Policy makers have made a number of efforts in order to reduce the cost of pharmaceuticals. Various initiatives taken by the policy makers include preparation of a drug list, sharing costs for various schemes on health insurance, monitoring the GDP of hospitals and marking up regulations. The drug list includes two types of drug: Part A and Part B. Central government decides the cost of drugs for Part A and Part B but Part A drugs are generally used by the retailers whereas Part B drugs are used by the provincial government.

Utilization of the drug along with the price determines the drug expenditure hence there should be rational usage of drugs and the prescribers should use various strategies for controlling drug expenditure.

Conclusion :

According to Walt (1994, p.1) since ” health policy is about power and process…. It is concerned with who influences whom in the making of policy and how that happens”. Health policy is all about decision making, consistent approach, expertise knowledge and positive action and it is emanated by senior officials, directors, ministers and government bodies. Evidence based policy stimulates a crystal clear and parallel application of evidence in health policy framework. Policy making is influenced by various social values and political belief like racial minority, holy belief, statistical features, unhealthy conditions and contagious diseases.

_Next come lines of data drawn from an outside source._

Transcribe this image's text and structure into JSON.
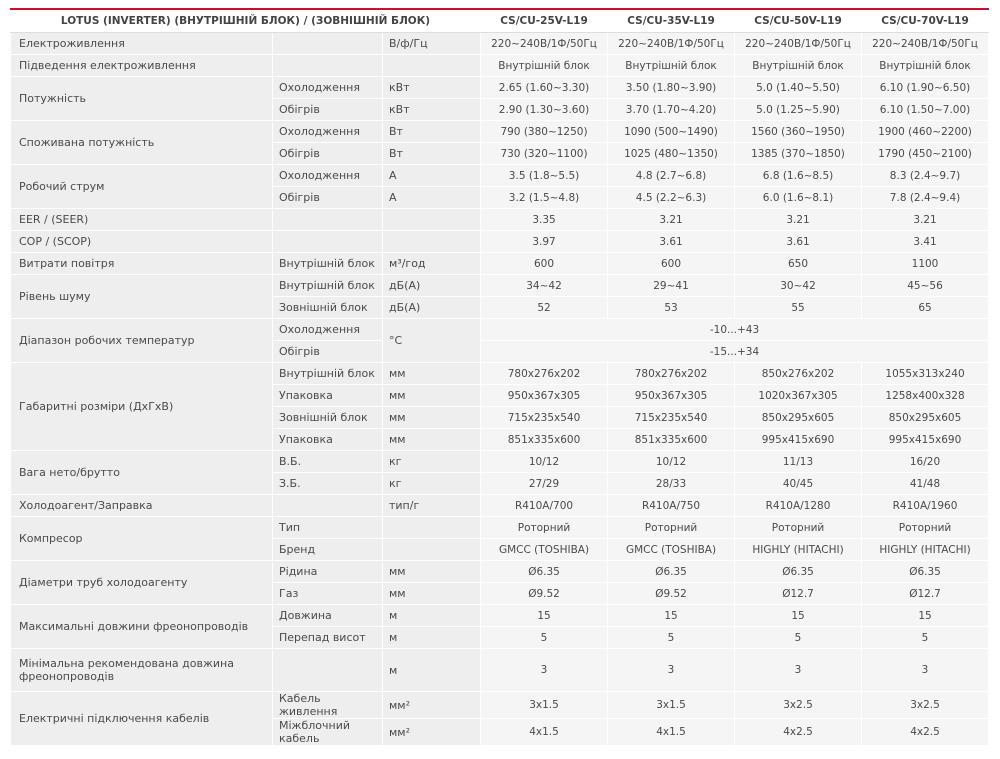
{
  "header": {
    "title": "LOTUS (INVERTER) (ВНУТРІШНІЙ БЛОК) / (ЗОВНІШНІЙ БЛОК)",
    "models": [
      "CS/CU-25V-L19",
      "CS/CU-35V-L19",
      "CS/CU-50V-L19",
      "CS/CU-70V-L19"
    ]
  },
  "groups": [
    {
      "label": "Електроживлення",
      "rows": [
        {
          "unit": "В/ф/Гц",
          "values": [
            "220~240В/1Ф/50Гц",
            "220~240В/1Ф/50Гц",
            "220~240В/1Ф/50Гц",
            "220~240В/1Ф/50Гц"
          ]
        }
      ]
    },
    {
      "label": "Підведення електроживлення",
      "rows": [
        {
          "values": [
            "Внутрішній блок",
            "Внутрішній блок",
            "Внутрішній блок",
            "Внутрішній блок"
          ]
        }
      ]
    },
    {
      "label": "Потужність",
      "rows": [
        {
          "sub": "Охолодження",
          "unit": "кВт",
          "values": [
            "2.65 (1.60~3.30)",
            "3.50 (1.80~3.90)",
            "5.0 (1.40~5.50)",
            "6.10 (1.90~6.50)"
          ]
        },
        {
          "sub": "Обігрів",
          "unit": "кВт",
          "values": [
            "2.90 (1.30~3.60)",
            "3.70 (1.70~4.20)",
            "5.0 (1.25~5.90)",
            "6.10 (1.50~7.00)"
          ]
        }
      ]
    },
    {
      "label": "Споживана потужність",
      "rows": [
        {
          "sub": "Охолодження",
          "unit": "Вт",
          "values": [
            "790 (380~1250)",
            "1090 (500~1490)",
            "1560 (360~1950)",
            "1900 (460~2200)"
          ]
        },
        {
          "sub": "Обігрів",
          "unit": "Вт",
          "values": [
            "730 (320~1100)",
            "1025 (480~1350)",
            "1385 (370~1850)",
            "1790 (450~2100)"
          ]
        }
      ]
    },
    {
      "label": "Робочий струм",
      "rows": [
        {
          "sub": "Охолодження",
          "unit": "А",
          "values": [
            "3.5 (1.8~5.5)",
            "4.8 (2.7~6.8)",
            "6.8 (1.6~8.5)",
            "8.3 (2.4~9.7)"
          ]
        },
        {
          "sub": "Обігрів",
          "unit": "А",
          "values": [
            "3.2 (1.5~4.8)",
            "4.5 (2.2~6.3)",
            "6.0 (1.6~8.1)",
            "7.8 (2.4~9.4)"
          ]
        }
      ]
    },
    {
      "label": "EER / (SEER)",
      "rows": [
        {
          "values": [
            "3.35",
            "3.21",
            "3.21",
            "3.21"
          ]
        }
      ]
    },
    {
      "label": "COP / (SCOP)",
      "rows": [
        {
          "values": [
            "3.97",
            "3.61",
            "3.61",
            "3.41"
          ]
        }
      ]
    },
    {
      "label": "Витрати повітря",
      "rows": [
        {
          "sub": "Внутрішній блок",
          "unit": "м³/год",
          "values": [
            "600",
            "600",
            "650",
            "1100"
          ]
        }
      ]
    },
    {
      "label": "Рівень шуму",
      "rows": [
        {
          "sub": "Внутрішній блок",
          "unit": "дБ(А)",
          "values": [
            "34~42",
            "29~41",
            "30~42",
            "45~56"
          ]
        },
        {
          "sub": "Зовнішній блок",
          "unit": "дБ(А)",
          "values": [
            "52",
            "53",
            "55",
            "65"
          ]
        }
      ]
    },
    {
      "label": "Діапазон робочих температур",
      "unit": "°C",
      "rows": [
        {
          "sub": "Охолодження",
          "value": "-10...+43"
        },
        {
          "sub": "Обігрів",
          "value": "-15...+34"
        }
      ]
    },
    {
      "label": "Габаритні розміри (ДхГхВ)",
      "rows": [
        {
          "sub": "Внутрішній блок",
          "unit": "мм",
          "values": [
            "780x276x202",
            "780x276x202",
            "850x276x202",
            "1055x313x240"
          ]
        },
        {
          "sub": "Упаковка",
          "unit": "мм",
          "values": [
            "950x367x305",
            "950x367x305",
            "1020x367x305",
            "1258x400x328"
          ]
        },
        {
          "sub": "Зовнішній блок",
          "unit": "мм",
          "values": [
            "715x235x540",
            "715x235x540",
            "850x295x605",
            "850x295x605"
          ]
        },
        {
          "sub": "Упаковка",
          "unit": "мм",
          "values": [
            "851x335x600",
            "851x335x600",
            "995x415x690",
            "995x415x690"
          ]
        }
      ]
    },
    {
      "label": "Вага нето/брутто",
      "rows": [
        {
          "sub": "В.Б.",
          "unit": "кг",
          "values": [
            "10/12",
            "10/12",
            "11/13",
            "16/20"
          ]
        },
        {
          "sub": "З.Б.",
          "unit": "кг",
          "values": [
            "27/29",
            "28/33",
            "40/45",
            "41/48"
          ]
        }
      ]
    },
    {
      "label": "Холодоагент/Заправка",
      "rows": [
        {
          "unit": "тип/г",
          "values": [
            "R410A/700",
            "R410A/750",
            "R410A/1280",
            "R410A/1960"
          ]
        }
      ]
    },
    {
      "label": "Компресор",
      "rows": [
        {
          "sub": "Тип",
          "values": [
            "Роторний",
            "Роторний",
            "Роторний",
            "Роторний"
          ]
        },
        {
          "sub": "Бренд",
          "values": [
            "GMCC (TOSHIBA)",
            "GMCC (TOSHIBA)",
            "HIGHLY (HITACHI)",
            "HIGHLY (HITACHI)"
          ]
        }
      ]
    },
    {
      "label": "Діаметри труб холодоагенту",
      "rows": [
        {
          "sub": "Рідина",
          "unit": "мм",
          "values": [
            "Ø6.35",
            "Ø6.35",
            "Ø6.35",
            "Ø6.35"
          ]
        },
        {
          "sub": "Газ",
          "unit": "мм",
          "values": [
            "Ø9.52",
            "Ø9.52",
            "Ø12.7",
            "Ø12.7"
          ]
        }
      ]
    },
    {
      "label": "Максимальні довжини фреонопроводів",
      "rows": [
        {
          "sub": "Довжина",
          "unit": "м",
          "values": [
            "15",
            "15",
            "15",
            "15"
          ]
        },
        {
          "sub": "Перепад висот",
          "unit": "м",
          "values": [
            "5",
            "5",
            "5",
            "5"
          ]
        }
      ]
    },
    {
      "label": "Мінімальна рекомендована довжина фреонопроводів",
      "rows": [
        {
          "unit": "м",
          "values": [
            "3",
            "3",
            "3",
            "3"
          ]
        }
      ]
    },
    {
      "label": "Електричні підключення кабелів",
      "rows": [
        {
          "sub": "Кабель живлення",
          "unit": "мм²",
          "values": [
            "3x1.5",
            "3x1.5",
            "3x2.5",
            "3x2.5"
          ]
        },
        {
          "sub": "Міжблочний кабель",
          "unit": "мм²",
          "values": [
            "4x1.5",
            "4x1.5",
            "4x2.5",
            "4x2.5"
          ]
        }
      ]
    }
  ]
}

Evidence based healthcare movement brought about a drastic change in the 1990’s for the development of health protocols. Scientific research or RCT’s play a key role in the development of EBP making. Incorporation of the contemporary nonpareil evidence would decline the hindrance between the creation of evidence and its appliance, and there would be an increment in the bulk of patients to whom the best treatment is offered. Bates case study is more of social belief because the public should co-operate with the health professionals to quit smoking. Even though he replaced tobacco by smokeless tobacco, it is still harmful to health.

From the above mentioned case studies it can be observed that not all the health policies are implemented because of issues related to the government or the common public. Policy makers in the earlier period were not aware of the health protocols in depth as they are today and this awareness among the policy makers is brought by reformation in the public health protocols and the healthcare protocols.

The support and approval from the government is mandatory for the implementation of the policy which indicates that political support plays more important role than the social support in developing policy.